Not a week passed in the middle of Navy's season when kicker Jon Teague found himself in front of reporters, never for good reasons.
It was only appropriate, then, Teague was front and center as his senior season concluded --- only this time after winning the Army-Navy game in his final game.
Teague connected on a pair of field goals in the fourth quarter to lift the Midshipmen past Army 27-21 at FedEx Field.
"That's something I've always dreamed of," Teague said. "I'm not going to lie, I'd rather beat Army by four touchdowns. But coming out there today and being able to come out for the team and making those two field goals, it sounds cliché but it's the best feeling in the world. It really is. I can't describe it."
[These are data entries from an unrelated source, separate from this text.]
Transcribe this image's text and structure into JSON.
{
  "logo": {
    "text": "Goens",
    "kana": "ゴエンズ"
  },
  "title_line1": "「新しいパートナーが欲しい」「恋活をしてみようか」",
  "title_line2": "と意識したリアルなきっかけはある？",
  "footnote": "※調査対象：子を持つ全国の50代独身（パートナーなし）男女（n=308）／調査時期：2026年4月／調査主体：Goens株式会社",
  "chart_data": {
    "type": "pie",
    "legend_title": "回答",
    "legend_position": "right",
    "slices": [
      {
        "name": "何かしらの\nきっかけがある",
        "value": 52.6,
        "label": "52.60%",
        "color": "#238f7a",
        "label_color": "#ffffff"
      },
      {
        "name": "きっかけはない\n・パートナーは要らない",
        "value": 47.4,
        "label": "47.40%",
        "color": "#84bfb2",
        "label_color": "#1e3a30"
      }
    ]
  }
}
The perfect conclusion capped an up-and-down-and-back-up senior season for Teague, who became the Mids' full-time kicker this season. In the season opener, he set an academy record with a 54-yard field goal.
What followed was anything but perfect. He missed a 35-yard extra point in overtime against Air Force. His field goal attempt was blocked early in a blowout loss to Southern Mississippi and returned for a touchdown. A potentially game-winning field goal was blocked at Rutgers. A game-tying field goal sailed right on the final play of a loss to East Carolina.
Oh, and those stumbles happened over four consecutive weeks.
Repeatedly, Teague said he couldn't dwell on misses, and that he intended to treat every kick the same. He did just that Saturday, parlaying three strong weeks of practice into a flawless day for the Mids (5-7).
"I'm so happy for him," coach Ken Niumatalolo said before pausing and holding back tears. "I mean, it's just a game. Some of the things that were said about that kid, some personal things that were said about --- these are college students playing football. Some people said things like he committed a crime or something. I'm just so very happy for him."
Teague's recovery was well underway before Saturday. He made all 14 of his kicks in November (two field goals, 12 extra points) to stabilize what had become a shaky season. Niumatalolo brushed off several questions about whether he would open up a kicking competition.
The truth was Teague was by far the Mids' best option even when he was struggling. Teammates knew it, too.
"He never got down on himself and nobody on this team gave up on him," fullback Alexander Teich said. "Coach didn't give up on him. You didn't see someone else kicking balls. We were going to live and die by Jon Teague. Those two kicks he made today were the biggest two kicks of the entire season. He was ice."
Teague made three extra points --- clanking one in off the right upright --- before being called upon to cap an 18-play drive with a 23-yard field goal with 12:03 remaining. Army (3-9) fumbled away the ensuing kickoff, but Navy mustered nothing to prompt Teague to come back onto the field.
There was little doubt the 44-yarder --- Teague's second longest of the season --- would sail safely through when Teague connected with it.
"I'd say courage is the word I'd describe No. 4-5 today," quarterback Kriss Proctor said. "Offense couldn't get it done, defense got us the ball back and 4-5 went out there and won us the game."
Ultimately, that's what Teague will be remembered for. Not for a record-setting kick in September. Not his struggles in October.
In his program's grandest stage, Teague followed his own advice, treated each opportunity the same and helped the Mids beat their rival for the 10th straight year.
"Bouncing back from the middle of the season, it's always hard," Teague said. "That's the thing with kicking. Obviously, I know all these guys do more physical work than I do, but kicking is at least 90 percent up here in the head. It's definitely a mental game. It's a battle. After the middle of the season, you just had to keep pressing forward. The thing that helped me out the most was my brothers had my back."
Then he had theirs when it mattered the most.